Побуждение Ума
ПОПАДАНЕЦ. НИЩИЕ ДУХОМ, ИЛИ ИГРА В БУДУЩЕЕ
Сцена 1. Будильник
Звонок ворвался в сон, как заноза под ноготь — резкий, металлический, неумолимый. Старый будильник, ещё бабушкин, с круглым циферблатом и двумя молоточками по железной крышке, надрывался на тумбочке, подпрыгивая от собственной ярости. Илья Ильич уже не спал. Он лежал на спине с открытыми глазами и смотрел в серый потолок, где от угла к люстре тянулась знакомая трещина — карта его собственной жизни, давно пройденная и не сулившая открытий.
Несколько секунд — или минут? — он просто лежал, не чувствуя тела. Потом сознание, нехотя, как вода в засорившуюся раковину, стало просачиваться в него отдельными предметами: вот звон, вот холодок от приоткрытой форточки, вот тяжесть на ногах. Марфа. Кошка сидела у него на щиколотках, грузная, тёплая, и смотрела жёлтыми немигающими глазами. Она не мяукала — она просто ждала, когда человек вспомнит, зачем просыпаются по утрам.
— Ну, — сказал Илья Ильич в потолок. Голос был сиплым, чужим. — Чего ты?
Марфа моргнула и, не меняя выражения морды, протянула лапу к его лицу. Когти, выпущенные ровно настолько, чтобы царапнуть, прошлись по щеке. Есть. Кормить. Вставай, лежебока.

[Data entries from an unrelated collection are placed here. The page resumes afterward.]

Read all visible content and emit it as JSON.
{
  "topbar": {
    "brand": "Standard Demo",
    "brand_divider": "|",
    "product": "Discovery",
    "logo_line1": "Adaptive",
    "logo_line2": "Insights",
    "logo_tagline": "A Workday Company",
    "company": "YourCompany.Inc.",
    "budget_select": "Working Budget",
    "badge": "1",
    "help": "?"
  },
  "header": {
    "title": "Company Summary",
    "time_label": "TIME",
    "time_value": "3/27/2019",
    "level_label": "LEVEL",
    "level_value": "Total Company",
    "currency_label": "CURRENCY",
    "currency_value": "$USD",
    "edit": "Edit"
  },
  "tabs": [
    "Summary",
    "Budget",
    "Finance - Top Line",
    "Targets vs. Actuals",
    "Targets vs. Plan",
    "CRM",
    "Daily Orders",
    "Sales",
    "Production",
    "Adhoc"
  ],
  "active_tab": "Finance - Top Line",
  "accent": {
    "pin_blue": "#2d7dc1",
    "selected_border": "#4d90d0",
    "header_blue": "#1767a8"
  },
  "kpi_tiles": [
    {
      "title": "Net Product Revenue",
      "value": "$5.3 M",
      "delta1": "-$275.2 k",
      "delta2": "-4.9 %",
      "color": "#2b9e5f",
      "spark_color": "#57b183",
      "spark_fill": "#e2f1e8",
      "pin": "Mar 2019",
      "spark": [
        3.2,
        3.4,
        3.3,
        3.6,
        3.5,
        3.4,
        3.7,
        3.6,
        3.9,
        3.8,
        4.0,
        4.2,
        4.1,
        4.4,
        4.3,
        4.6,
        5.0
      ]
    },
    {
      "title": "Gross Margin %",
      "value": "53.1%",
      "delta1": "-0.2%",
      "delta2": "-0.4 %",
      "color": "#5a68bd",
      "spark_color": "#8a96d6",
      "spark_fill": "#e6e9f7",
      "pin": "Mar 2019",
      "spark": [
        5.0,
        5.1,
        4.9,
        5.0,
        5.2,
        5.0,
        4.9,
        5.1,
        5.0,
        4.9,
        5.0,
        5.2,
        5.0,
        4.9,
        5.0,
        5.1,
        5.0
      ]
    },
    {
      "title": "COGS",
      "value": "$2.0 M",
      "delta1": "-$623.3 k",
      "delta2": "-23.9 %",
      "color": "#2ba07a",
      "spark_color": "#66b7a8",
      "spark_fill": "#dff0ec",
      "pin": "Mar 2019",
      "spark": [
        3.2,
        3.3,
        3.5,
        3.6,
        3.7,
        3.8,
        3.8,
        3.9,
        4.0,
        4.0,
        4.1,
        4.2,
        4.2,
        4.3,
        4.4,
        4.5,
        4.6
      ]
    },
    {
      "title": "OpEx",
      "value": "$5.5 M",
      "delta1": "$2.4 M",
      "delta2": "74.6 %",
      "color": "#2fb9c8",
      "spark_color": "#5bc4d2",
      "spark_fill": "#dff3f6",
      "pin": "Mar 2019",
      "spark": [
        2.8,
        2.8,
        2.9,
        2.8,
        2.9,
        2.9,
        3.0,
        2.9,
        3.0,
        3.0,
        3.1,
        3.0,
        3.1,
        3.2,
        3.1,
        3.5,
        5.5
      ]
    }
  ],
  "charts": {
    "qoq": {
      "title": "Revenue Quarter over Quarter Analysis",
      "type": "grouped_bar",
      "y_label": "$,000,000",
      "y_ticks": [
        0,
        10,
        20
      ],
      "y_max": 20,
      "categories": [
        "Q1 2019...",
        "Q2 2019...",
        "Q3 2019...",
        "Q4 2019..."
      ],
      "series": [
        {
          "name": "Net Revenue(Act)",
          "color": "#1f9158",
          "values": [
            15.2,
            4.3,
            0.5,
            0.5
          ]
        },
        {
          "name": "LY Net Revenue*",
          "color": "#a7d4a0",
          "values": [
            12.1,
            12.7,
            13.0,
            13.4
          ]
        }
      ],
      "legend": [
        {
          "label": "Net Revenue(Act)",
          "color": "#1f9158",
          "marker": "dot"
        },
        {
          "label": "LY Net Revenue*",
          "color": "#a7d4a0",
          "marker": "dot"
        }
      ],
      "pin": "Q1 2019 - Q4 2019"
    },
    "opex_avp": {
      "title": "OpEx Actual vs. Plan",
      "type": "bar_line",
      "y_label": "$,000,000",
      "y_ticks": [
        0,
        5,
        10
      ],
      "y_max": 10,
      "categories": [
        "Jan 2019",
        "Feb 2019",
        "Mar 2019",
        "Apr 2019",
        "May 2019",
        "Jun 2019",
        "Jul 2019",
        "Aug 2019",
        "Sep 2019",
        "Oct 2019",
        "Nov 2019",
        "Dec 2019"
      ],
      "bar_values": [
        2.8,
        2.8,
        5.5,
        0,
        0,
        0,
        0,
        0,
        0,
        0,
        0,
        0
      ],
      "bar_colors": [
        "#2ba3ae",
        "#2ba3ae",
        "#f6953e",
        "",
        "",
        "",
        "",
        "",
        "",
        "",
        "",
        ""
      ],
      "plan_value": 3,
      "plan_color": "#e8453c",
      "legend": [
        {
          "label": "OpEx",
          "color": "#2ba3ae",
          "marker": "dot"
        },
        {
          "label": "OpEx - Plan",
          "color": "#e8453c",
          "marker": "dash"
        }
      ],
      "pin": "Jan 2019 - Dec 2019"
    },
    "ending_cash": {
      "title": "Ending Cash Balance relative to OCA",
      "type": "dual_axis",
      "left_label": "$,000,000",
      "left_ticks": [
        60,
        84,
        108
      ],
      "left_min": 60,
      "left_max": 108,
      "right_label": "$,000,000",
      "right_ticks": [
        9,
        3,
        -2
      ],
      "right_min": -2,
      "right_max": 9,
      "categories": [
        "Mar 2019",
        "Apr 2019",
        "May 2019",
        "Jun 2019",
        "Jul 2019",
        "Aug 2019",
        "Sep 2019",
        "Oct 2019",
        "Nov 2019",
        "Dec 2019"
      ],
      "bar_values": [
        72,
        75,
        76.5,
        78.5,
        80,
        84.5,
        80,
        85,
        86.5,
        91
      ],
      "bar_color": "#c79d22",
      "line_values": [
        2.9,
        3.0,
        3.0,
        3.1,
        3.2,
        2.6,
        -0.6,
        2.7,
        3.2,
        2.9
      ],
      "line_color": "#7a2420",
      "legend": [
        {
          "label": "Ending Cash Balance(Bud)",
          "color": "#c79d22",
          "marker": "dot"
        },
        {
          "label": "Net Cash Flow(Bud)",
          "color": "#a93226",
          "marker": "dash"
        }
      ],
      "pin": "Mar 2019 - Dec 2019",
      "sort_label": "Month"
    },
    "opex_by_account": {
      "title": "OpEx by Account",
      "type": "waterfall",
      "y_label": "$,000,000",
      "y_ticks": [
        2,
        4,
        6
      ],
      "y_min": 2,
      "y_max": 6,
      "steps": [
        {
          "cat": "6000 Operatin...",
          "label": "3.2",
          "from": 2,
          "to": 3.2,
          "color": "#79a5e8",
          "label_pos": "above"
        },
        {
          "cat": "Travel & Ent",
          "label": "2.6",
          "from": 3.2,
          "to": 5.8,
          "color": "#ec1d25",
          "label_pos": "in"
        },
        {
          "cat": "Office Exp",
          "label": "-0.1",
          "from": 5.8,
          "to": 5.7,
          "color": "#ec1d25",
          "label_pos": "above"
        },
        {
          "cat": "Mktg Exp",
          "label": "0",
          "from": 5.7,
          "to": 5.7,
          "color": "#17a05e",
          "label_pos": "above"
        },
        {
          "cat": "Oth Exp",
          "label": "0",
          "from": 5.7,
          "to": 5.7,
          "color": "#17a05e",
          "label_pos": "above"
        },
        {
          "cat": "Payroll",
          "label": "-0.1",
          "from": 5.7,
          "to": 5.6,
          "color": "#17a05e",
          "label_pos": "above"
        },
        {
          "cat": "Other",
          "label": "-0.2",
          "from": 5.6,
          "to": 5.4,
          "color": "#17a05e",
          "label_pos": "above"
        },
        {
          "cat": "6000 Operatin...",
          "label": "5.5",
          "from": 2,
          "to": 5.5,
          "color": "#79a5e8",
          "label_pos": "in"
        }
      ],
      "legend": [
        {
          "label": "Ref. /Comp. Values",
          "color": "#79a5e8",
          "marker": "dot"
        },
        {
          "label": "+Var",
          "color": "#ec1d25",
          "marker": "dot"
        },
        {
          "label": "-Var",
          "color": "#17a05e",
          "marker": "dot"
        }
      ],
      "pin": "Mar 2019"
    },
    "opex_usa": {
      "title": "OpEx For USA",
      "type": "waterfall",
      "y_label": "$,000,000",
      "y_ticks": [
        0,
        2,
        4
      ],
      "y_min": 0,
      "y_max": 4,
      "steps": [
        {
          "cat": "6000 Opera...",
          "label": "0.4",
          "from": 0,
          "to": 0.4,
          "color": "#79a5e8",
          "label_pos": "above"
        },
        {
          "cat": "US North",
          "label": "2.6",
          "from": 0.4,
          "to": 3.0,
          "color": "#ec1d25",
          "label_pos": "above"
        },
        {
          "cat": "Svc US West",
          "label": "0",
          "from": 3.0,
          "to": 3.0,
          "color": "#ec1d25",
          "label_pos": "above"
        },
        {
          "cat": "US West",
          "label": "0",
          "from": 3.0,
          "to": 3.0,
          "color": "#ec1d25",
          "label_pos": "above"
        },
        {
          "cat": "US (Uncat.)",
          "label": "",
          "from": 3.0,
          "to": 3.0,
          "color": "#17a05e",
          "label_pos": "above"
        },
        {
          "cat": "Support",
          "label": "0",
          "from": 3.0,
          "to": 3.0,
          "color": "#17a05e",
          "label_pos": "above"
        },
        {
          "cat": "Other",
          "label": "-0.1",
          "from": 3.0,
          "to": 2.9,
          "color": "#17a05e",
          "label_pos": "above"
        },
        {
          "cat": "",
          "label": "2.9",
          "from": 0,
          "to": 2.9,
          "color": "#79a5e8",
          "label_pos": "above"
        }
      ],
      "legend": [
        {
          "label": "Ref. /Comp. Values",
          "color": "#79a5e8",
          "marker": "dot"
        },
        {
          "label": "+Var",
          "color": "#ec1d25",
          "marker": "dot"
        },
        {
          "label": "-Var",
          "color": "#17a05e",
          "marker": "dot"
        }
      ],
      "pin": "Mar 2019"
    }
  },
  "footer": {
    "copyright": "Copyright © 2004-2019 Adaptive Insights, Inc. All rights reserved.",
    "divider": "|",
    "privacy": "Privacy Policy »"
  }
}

— Зараза ты, — беззлобно произнёс он, не шевелясь.
Будильник всё звонил. Можно было бы купить новый, электронный, с приятной музыкой или пиканьем. Но он не покупал. Этот, бабушкин, был надёжным. Илья Ильич привык к его злости. Привык к тому, как резко, без предупреждения, он выбрасывает его из небытия в это — в утро, в работу, в пустоту. Менять привычки было страшнее, чем терпеть звон. Страшнее? Или просто лень. Он и сам не разобрал бы.

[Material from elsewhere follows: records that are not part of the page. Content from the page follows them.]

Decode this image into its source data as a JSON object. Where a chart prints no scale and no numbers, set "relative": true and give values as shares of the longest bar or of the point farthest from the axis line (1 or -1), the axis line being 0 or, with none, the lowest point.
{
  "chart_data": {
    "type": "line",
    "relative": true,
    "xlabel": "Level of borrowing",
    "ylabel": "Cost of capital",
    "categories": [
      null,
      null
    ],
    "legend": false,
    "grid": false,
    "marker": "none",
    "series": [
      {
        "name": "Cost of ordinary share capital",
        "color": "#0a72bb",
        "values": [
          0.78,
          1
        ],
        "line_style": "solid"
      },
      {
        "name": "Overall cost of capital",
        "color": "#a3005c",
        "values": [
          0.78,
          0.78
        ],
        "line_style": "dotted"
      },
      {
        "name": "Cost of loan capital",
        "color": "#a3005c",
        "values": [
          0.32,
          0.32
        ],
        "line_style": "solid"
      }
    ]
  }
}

Правая рука сама, без команды, нащупала кнопку на макушке будильника, надавила. Тишина упала на уши ватой, но тотчас же заполнилась другими звуками: шорох шин по мокрому асфальту за окном, мерное гудение лифта в подъезде, далёкий, приглушённый бетоном голос женщины, кричавшей на ребёнка. Жизнь за стеной. Чужая, громкая.
Он сел. Рывком, которого сам от себя не ожидал, и замер, свесив ноги с кровати. Холодный линолеум неприятно, по-осеннему, лизнул ступни. Илья Ильич уставился на свои ноги. Бледные, худые, с длинными пальцами и пожелтевшими ногтями — ноги человека, который целыми днями сидит. «Куда ты идёшь?» — подумал он вдруг, глядя на них, как на что-то постороннее. Мысль была негромкой, вялой, но отчего-то липкой, как паутина на лицо.

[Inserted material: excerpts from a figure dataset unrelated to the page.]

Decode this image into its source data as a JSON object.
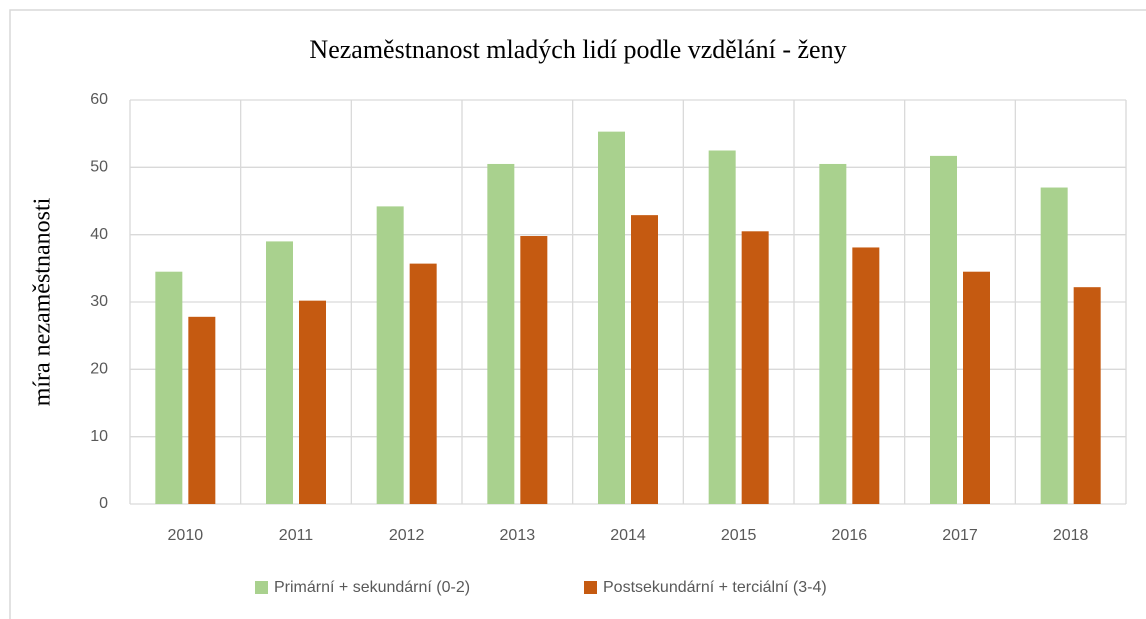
{
  "chart_data": {
    "type": "bar",
    "title": "Nezaměstnanost mladých lidí podle vzdělání - ženy",
    "ylabel": "míra nezaměstnanosti",
    "categories": [
      "2010",
      "2011",
      "2012",
      "2013",
      "2014",
      "2015",
      "2016",
      "2017",
      "2018"
    ],
    "series": [
      {
        "name": "Primární + sekundární (0-2)",
        "color": "#a9d18e",
        "values": [
          34.5,
          39,
          44.2,
          50.5,
          55.3,
          52.5,
          50.5,
          51.7,
          47
        ]
      },
      {
        "name": "Postsekundární + terciální (3-4)",
        "color": "#c55a11",
        "values": [
          27.8,
          30.2,
          35.7,
          39.8,
          42.9,
          40.5,
          38.1,
          34.5,
          32.2
        ]
      }
    ],
    "ylim": [
      0,
      60
    ],
    "yticks": [
      0,
      10,
      20,
      30,
      40,
      50,
      60
    ],
    "grid": true,
    "legend": "bottom"
  }
}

Куда я иду? Куда я вообще иду, Господи?
Вопрос повис в воздухе, смешался с запахом пыли от старого ковра на стене, с серым светом, сочившимся сквозь немытое окно. За окном было то, что называется «осеннее петербургское утро» — низкое небо, мокрый асфальт, фанатично-красный свет светофора на перекрёстке. Всё это он видел тысячу раз. Всё это было им самим — давно знакомым, нерадостным, но привычным.
Марфа спрыгнула с кровати, подошла к пустой миске на кухне, которая виднелась из-за угла, и села рядом, демонстративно повернувшись к нему спиной. Спина у неё была толстая, ленивая, и вся эта поза говорила: «Делай что хочешь. Я здесь ни при чём. Но если ты, конечно, не встанешь и не насыплешь... Впрочем, мне всё равно».
Илья Ильич вздохнул. Пальцы ног поджались, пытаясь нащупать тапки. Вставать было не просто трудно — вставать было бессмысленно. Но механизм, заведённый годами, уже включился: сейчас он встанет, дойдёт до кухни, насыплет Марфе корма, поставит чайник, потом умоется, оденется, выйдет... И так каждый день. И завтра так. И послезавтра.
Он посмотрел на свои ступни ещё раз. Они казались чужими, не его. Ногами куда-то идти. А куда? Зачем?
— Эх, — сказал он вслух, неизвестно к кому обращаясь. То ли к Марфе, то ли к ногам, то ли к тому, кто, может быть, слышал этот тихий утренний вопрос в промозглой пустоте спального района.
Тапки нашлись. Левый, правый. Холод линолеума сменился засаленным теплом старой кожи. Механизм щёлкнул, завёлся. Илья Ильич встал и, чуть сутулясь, пошёл на кухню — кормить кошку, потому что это было единственное действие, не требующее ответа на вопрос «зачем».